Chapitre 27 - Le conte d'Alya
« Et c'est comme ça que, trois jours plus tard, le groupe de nécro-mages réussit à réunir plus d'une centaine de personnes à leur cause. Bien. Maintenant fermez vos cahiers, nous allons passer à l'activité suivante. »
Lina releva le nez de son cahier, le cerveau en ébullition. Elle n'avait jamais été aussi concentrée en cours d'histoire de la magie que depuis que son professeur avait commencé le thème du programme sur la Révolte.
Bien sûr, elle connaissait déjà l'essentiel de ce qui était dit, mais une piqûre de rappel ne pouvait pas faire de mal. Ainsi, Argon n'avait pas été seul à fomenter sa révolution. Ils avaient été trois têtes pensantes : lui, sa femme Héléna, et son meilleur ami, un certain Carl Cherrier.
Jusqu'à présent, l'adolescente s'était toujours dit que si elle s'interrogeait sur cet évènement, c'était parce ce qu'elle voulait connaître l'identité de son père. Mais elle devait à présent se rendre à l'évidence : une autre question l'importait bien plus que de connaître le nom d'un homme mort il y a plus de quinze ans.
Elle voulait savoir ce qui s'était réellement passé durant cette Révolte. À présent qu'elle pouvait partager leur point de vue de nécro-mage, elle savait que cet homme n'avait pas organisé sa manifestation pour se proclamer supérieur, revendiquer la suprématie des mages et briser le secret de leur existence ou quoi que ce soit d'autre d'imprimé sur ses manuels ou dans les journaux de la bibliothèque.

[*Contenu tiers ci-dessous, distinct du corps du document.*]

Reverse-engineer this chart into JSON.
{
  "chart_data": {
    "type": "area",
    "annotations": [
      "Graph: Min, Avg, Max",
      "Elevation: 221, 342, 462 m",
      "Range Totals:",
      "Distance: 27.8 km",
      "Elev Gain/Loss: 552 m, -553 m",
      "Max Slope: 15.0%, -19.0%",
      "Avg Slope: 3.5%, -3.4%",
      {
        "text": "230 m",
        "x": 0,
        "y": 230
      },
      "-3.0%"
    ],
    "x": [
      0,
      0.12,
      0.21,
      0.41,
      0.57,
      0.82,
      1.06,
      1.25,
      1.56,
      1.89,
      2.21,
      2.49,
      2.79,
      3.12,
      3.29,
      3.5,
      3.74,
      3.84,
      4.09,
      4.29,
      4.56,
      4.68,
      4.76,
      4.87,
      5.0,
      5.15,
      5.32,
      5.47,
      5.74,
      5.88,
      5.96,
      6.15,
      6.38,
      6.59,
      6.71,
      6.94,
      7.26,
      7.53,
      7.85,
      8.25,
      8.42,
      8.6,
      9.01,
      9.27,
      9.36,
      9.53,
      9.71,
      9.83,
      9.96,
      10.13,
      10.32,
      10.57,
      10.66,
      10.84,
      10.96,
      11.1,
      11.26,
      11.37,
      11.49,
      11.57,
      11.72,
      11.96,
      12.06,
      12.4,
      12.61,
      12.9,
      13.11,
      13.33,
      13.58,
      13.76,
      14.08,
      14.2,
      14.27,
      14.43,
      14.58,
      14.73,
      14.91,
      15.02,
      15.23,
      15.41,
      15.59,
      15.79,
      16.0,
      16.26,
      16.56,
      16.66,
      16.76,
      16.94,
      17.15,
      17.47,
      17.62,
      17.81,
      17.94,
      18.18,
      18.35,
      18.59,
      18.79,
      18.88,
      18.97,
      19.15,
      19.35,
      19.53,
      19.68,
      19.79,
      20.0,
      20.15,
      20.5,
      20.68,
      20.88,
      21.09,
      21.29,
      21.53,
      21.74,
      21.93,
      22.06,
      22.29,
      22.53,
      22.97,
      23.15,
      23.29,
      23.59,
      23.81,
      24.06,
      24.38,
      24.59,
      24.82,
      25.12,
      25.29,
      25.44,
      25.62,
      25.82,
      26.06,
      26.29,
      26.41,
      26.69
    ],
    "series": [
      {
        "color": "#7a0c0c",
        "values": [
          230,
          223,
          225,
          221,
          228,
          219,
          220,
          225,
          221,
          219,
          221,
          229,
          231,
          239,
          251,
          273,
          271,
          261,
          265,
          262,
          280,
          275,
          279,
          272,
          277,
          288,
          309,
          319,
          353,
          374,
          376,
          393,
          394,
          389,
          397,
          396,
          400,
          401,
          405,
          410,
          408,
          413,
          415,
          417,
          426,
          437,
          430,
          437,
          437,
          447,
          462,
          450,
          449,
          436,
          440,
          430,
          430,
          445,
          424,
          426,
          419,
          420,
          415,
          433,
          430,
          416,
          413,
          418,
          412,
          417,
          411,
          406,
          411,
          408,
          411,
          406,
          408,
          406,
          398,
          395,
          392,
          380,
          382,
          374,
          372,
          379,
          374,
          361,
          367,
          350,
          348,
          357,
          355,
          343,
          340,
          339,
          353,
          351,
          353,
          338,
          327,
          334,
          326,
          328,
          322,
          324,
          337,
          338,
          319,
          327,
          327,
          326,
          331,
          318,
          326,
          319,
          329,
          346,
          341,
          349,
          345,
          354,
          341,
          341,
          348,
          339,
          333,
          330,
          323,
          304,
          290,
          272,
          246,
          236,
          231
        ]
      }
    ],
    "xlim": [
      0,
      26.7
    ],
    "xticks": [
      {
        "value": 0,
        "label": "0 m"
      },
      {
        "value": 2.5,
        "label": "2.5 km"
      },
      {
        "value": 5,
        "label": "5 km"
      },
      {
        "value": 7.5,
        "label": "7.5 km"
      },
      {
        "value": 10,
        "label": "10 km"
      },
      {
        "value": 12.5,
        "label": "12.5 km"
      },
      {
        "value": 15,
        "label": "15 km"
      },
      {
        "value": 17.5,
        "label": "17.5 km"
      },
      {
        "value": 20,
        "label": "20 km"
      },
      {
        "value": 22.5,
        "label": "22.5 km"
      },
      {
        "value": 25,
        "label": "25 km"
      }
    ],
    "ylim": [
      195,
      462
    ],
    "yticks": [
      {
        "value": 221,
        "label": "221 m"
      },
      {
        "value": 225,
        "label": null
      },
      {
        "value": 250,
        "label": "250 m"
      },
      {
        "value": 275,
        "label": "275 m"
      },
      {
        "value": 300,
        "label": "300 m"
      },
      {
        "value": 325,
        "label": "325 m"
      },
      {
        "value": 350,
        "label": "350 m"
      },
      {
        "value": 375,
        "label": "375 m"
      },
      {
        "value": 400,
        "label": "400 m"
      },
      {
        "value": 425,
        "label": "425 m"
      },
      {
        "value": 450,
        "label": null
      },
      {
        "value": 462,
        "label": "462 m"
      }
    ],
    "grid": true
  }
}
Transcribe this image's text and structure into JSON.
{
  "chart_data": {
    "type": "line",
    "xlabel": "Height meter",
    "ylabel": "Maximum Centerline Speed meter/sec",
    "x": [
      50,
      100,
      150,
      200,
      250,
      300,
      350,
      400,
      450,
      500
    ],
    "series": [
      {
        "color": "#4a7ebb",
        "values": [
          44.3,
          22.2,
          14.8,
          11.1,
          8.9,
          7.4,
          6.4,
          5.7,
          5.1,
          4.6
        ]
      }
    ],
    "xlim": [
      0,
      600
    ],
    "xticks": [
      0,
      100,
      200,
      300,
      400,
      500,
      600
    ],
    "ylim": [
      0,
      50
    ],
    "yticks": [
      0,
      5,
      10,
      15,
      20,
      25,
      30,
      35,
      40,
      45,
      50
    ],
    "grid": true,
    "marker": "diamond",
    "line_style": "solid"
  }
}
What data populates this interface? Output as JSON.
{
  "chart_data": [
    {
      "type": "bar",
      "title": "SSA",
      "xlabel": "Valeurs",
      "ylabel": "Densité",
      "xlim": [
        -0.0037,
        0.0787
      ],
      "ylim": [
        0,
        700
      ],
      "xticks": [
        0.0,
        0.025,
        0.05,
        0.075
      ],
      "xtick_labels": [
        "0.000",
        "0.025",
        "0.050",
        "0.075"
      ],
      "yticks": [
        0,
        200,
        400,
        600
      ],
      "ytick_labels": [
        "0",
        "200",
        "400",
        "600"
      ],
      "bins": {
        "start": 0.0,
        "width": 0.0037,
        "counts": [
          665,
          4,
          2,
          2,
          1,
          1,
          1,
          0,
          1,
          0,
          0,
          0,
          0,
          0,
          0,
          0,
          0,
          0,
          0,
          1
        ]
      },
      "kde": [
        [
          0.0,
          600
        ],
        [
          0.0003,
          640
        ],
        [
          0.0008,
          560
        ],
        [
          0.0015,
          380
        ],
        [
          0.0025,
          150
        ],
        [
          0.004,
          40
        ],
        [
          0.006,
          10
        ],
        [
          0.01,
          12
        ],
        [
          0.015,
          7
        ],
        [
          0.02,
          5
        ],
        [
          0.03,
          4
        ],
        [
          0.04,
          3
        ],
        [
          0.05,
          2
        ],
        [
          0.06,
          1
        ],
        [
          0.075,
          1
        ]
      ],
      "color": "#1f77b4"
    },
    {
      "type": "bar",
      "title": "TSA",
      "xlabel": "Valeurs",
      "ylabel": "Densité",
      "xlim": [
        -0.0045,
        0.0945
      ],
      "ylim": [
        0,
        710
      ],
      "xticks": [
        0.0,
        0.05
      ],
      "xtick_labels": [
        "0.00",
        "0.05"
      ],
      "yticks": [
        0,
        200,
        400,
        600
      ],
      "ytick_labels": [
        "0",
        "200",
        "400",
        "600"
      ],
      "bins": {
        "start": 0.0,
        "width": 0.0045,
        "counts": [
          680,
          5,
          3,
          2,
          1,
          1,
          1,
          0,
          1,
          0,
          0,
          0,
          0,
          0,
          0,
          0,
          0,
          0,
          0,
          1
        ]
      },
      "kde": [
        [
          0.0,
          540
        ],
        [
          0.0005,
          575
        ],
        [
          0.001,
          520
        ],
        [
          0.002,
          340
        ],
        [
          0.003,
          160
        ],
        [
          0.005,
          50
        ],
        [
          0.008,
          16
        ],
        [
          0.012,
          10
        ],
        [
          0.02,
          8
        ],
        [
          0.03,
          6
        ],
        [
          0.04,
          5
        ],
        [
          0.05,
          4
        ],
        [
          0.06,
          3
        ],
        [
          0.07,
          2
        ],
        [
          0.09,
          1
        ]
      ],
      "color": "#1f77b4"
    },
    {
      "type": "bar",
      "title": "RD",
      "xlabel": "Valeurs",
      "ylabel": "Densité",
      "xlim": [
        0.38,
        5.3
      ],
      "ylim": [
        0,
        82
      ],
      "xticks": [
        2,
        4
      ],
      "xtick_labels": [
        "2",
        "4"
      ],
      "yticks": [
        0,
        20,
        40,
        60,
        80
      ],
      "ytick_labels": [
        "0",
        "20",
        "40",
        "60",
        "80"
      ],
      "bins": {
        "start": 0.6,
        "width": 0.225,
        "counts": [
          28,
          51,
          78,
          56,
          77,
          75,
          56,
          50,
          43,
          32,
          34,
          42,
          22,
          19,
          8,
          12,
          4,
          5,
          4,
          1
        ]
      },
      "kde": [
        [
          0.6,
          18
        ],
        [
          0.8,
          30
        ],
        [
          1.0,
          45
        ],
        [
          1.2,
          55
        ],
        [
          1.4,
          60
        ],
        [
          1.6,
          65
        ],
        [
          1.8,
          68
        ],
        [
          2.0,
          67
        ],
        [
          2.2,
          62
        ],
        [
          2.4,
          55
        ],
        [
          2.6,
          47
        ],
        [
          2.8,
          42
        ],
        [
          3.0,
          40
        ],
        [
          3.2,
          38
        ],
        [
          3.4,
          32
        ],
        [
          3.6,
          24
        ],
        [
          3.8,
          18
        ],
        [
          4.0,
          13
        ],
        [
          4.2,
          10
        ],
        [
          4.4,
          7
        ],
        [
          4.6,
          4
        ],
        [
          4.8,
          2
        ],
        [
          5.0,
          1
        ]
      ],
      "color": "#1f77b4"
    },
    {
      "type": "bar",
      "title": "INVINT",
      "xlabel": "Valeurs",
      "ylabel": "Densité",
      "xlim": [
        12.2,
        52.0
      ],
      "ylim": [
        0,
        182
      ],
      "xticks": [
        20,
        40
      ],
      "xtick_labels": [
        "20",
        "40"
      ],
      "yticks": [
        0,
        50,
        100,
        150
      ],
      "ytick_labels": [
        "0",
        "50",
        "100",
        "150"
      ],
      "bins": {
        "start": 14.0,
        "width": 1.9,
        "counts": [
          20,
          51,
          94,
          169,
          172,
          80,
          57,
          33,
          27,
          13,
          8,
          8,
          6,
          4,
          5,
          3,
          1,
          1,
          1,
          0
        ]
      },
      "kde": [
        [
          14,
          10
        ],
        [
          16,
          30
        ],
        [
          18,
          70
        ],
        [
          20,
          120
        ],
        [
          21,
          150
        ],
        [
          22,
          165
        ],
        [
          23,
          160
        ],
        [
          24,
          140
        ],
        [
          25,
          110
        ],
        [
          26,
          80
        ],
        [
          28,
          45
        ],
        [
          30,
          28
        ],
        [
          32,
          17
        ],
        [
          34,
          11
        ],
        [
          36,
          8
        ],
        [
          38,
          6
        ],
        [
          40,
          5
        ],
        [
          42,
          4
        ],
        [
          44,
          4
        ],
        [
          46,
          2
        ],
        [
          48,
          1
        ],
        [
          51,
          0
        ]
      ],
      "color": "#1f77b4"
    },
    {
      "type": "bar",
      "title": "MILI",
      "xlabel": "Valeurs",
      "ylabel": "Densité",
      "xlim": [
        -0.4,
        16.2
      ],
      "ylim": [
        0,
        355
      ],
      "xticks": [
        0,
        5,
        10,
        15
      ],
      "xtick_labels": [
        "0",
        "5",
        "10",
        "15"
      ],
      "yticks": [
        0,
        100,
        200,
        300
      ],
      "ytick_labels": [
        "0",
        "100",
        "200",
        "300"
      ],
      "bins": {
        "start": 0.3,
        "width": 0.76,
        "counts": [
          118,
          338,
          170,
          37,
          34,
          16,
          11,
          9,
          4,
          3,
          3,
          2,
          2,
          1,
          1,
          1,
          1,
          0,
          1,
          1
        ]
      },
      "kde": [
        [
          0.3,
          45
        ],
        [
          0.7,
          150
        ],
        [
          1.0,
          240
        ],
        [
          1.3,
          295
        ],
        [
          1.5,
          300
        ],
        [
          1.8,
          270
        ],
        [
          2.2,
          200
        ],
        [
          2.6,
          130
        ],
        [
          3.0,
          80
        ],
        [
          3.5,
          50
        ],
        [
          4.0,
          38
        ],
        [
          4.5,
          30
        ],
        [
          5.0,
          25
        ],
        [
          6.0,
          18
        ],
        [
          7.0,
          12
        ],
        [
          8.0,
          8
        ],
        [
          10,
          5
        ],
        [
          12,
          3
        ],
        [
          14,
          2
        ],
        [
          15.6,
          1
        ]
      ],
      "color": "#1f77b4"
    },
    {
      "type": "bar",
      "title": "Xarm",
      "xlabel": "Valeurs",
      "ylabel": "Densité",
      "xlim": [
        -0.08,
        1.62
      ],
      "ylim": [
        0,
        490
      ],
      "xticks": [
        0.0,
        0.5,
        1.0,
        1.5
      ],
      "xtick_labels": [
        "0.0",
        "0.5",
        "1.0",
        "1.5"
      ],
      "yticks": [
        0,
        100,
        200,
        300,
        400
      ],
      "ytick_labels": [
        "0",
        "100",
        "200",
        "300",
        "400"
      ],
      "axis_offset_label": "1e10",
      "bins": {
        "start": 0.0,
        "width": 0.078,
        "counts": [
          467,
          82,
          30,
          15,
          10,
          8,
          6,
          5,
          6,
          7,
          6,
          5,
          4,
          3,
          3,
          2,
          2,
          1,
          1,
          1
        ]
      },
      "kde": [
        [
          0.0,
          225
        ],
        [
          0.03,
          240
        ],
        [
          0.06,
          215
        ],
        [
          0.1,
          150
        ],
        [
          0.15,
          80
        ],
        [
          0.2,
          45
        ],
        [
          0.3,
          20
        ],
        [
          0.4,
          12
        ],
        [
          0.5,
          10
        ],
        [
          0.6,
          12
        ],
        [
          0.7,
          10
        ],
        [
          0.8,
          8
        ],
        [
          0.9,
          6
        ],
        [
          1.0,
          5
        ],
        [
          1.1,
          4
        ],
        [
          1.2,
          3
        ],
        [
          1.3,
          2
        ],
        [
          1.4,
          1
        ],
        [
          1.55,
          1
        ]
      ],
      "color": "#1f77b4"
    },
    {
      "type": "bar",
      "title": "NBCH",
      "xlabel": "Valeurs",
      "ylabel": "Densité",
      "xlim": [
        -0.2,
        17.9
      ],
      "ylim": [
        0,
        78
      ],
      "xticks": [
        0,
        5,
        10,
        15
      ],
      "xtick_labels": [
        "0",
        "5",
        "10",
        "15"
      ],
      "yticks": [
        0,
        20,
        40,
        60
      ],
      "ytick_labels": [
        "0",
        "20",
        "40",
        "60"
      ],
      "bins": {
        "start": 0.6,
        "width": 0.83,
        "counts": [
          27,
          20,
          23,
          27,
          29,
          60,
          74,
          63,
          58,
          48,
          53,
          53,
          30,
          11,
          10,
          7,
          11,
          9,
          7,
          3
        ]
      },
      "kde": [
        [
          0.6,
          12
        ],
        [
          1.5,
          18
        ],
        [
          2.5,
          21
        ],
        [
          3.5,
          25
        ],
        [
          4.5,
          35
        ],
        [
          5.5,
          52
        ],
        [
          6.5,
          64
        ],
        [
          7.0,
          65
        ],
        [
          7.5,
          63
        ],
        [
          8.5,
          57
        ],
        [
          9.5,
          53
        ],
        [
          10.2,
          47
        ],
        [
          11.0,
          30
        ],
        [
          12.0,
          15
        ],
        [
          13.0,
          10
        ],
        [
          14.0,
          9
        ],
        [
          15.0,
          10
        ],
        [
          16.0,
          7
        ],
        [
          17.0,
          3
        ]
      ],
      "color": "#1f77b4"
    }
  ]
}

Argon avait simplement voulu revendiquer l'égalité des droits et des chances pour les nécro-mages par rapport aux autres classes de mages. Sinon, pourquoi cet esprit que tous savaient être brillant avait-il été refusé de plusieurs grandes écoles ? Pourquoi aurait-il été obligé de falsifier ses documents pour se faire accepter ?
Après tout, la répulsion qu'inspirait cette classe de mages n'était pas un secret. Mais est-ce que personne avant elle n'avait essayé de voir les choses sous leur angle à eux ?
« Lina ! Allez, au travail ! »
L'adolescente sursauta. Son professeur était penché au-dessus de sa table et la fixait d'un air agacé. Les joues de la jeune fille s'empourprèrent instantanément et elle baissa les yeux sur sa fiche en murmurant un mot d'excuse.
Il fallait vraiment qu'elle trouve un moyen de se changer les idées, sinon elle allait finir par perdre la tête à force de ressasser sans cesse les mêmes pensées.
Quelques heures plus tard, Lina put enfin s'affaler sur son lit. Ambre passa, se doucha et repartit en pianotant sur son téléphone. La télékinépathe souffla sur une mèche sombre qui lui tombait devant les yeux.
Si seulement elle avait pu passer toute sa vie sans bouger à regarder les autres déambuler, sans avoir à ne rien faire... Le visage d'Alya fit brutalement irruption en gros plan dans son champ de vision, lui arrachant un petit cri de surprise.
« Ça va ? T'as l'air vraiment claquée !
- Sans blagues... grommela Lina pour elle-même. Tu m'as fait peur !
- Désolée ! la taquina l'animiste avec un grand sourire. Eh ! Tu sais ce qui pourrait te faire du bien ? Un bon bol d'air frais !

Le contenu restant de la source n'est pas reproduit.